I can do this, I thought, carefully opening the door and getting in. It’s not the same car. It’s not the same driver. But the thudding of my heart seemed real enough to shake even the illusion of my body. “Put your seat belt on,” I said as I settled into the rich leather seats as if I were glass and could break.

“We’re only going a couple of miles,” he griped, looking over his shoulder as he backed up, the lights of the cop cars a distant threat.

“Put your seat belt on!” I yelled, and his eyes widened, black in the dim light.
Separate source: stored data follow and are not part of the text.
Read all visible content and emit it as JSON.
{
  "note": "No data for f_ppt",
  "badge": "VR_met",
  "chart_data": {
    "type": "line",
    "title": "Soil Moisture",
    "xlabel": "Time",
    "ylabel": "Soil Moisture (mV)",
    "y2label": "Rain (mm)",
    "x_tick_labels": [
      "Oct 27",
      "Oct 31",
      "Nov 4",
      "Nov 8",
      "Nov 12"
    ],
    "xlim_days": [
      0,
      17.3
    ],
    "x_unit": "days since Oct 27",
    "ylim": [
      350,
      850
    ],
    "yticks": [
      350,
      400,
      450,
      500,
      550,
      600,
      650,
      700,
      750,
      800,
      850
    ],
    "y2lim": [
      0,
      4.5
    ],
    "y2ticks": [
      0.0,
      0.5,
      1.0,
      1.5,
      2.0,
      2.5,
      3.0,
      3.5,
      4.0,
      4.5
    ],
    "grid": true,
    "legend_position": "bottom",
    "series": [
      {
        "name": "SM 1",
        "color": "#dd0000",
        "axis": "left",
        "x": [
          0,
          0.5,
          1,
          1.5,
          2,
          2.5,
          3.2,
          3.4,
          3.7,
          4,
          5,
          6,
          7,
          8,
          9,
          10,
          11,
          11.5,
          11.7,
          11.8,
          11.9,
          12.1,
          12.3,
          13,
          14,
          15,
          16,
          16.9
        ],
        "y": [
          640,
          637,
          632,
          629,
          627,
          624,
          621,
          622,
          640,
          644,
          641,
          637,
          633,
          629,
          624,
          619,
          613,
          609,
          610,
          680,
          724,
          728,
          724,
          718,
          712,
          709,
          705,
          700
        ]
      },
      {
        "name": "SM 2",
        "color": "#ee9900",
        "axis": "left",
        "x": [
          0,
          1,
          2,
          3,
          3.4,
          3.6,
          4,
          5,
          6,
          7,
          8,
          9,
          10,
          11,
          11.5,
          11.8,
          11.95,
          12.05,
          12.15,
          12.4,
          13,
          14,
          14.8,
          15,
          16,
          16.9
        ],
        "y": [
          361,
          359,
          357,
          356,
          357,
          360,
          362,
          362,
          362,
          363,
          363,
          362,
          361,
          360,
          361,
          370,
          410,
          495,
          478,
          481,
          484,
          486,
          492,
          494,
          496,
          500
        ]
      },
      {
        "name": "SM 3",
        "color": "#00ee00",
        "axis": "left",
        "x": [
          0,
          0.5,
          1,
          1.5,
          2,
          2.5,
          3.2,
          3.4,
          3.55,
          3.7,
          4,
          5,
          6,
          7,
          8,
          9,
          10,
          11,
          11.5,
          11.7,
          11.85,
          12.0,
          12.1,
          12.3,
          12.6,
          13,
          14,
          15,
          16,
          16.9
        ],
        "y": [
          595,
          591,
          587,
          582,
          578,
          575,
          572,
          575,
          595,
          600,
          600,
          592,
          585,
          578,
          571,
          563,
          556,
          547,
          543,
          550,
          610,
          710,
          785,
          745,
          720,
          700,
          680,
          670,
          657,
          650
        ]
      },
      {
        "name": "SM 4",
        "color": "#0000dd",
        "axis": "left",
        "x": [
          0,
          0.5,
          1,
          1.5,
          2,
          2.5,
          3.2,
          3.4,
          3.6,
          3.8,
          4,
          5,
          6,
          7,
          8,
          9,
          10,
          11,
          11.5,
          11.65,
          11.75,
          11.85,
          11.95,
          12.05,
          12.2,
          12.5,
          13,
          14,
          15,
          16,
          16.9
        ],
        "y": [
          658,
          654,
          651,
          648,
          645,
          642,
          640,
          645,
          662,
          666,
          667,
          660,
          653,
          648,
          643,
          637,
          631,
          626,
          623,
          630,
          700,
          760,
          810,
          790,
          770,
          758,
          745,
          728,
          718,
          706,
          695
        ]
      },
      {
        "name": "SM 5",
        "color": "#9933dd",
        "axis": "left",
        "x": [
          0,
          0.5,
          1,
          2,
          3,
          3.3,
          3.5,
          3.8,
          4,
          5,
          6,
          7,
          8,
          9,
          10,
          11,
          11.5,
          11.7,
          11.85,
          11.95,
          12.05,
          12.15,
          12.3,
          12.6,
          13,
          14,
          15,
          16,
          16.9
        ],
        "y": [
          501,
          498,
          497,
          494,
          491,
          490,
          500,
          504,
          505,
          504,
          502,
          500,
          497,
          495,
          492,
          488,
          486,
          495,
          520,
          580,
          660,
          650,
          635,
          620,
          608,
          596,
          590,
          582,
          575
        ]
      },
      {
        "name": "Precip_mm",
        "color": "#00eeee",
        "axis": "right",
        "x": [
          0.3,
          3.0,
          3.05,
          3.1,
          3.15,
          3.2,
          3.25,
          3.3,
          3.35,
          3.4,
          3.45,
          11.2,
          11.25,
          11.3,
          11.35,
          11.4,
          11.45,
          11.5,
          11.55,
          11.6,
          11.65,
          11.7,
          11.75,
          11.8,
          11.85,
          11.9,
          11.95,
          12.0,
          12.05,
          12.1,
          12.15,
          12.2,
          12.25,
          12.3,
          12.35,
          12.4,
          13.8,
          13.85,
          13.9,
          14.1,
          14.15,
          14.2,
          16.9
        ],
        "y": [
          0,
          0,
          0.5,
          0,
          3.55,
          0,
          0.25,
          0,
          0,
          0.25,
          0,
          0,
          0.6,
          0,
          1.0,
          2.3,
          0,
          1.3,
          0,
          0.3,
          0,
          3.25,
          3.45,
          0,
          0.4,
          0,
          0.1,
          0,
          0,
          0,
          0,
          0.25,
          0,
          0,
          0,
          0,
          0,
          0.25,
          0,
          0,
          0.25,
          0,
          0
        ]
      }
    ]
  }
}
“Okay, okay!” he said, and I glared at him until he did. “Freaky girl.”

“I died in a car just like this,” I said to try to explain myself, then laughed nervously. “Just kidding.” He’d probably stop believing me if he thought I thought I was dead.

He gripped the wheel tighter, not saying anything as he got us on the road and away from the commotion at the school. It wasn’t until we’d gone about a quarter mile that he flicked on the lights, and I breathed easier. “We need to stop at your place and get the patch,” I said, holding my hair out of my face. “Ace might still be there. I don’t know how far into the future I saw that first time.”

Oooooh, I thought, biting my tongue as I realized what I had just said. That was going to be hard to laugh off.

Shoe stared at me as he drove. “Future?” he said softly, as though this was just sinking in, and I winced.

“Can you, um, ignore that last part?” I asked him, and he looked scared.

Anxious and jittery, I closed my mouth before I told him anything that would make him want to kick me out of the car. I still had a chance. It wasn’t too late. I had to make this work. It wasn’t just Ace’s future on the line. It was my own.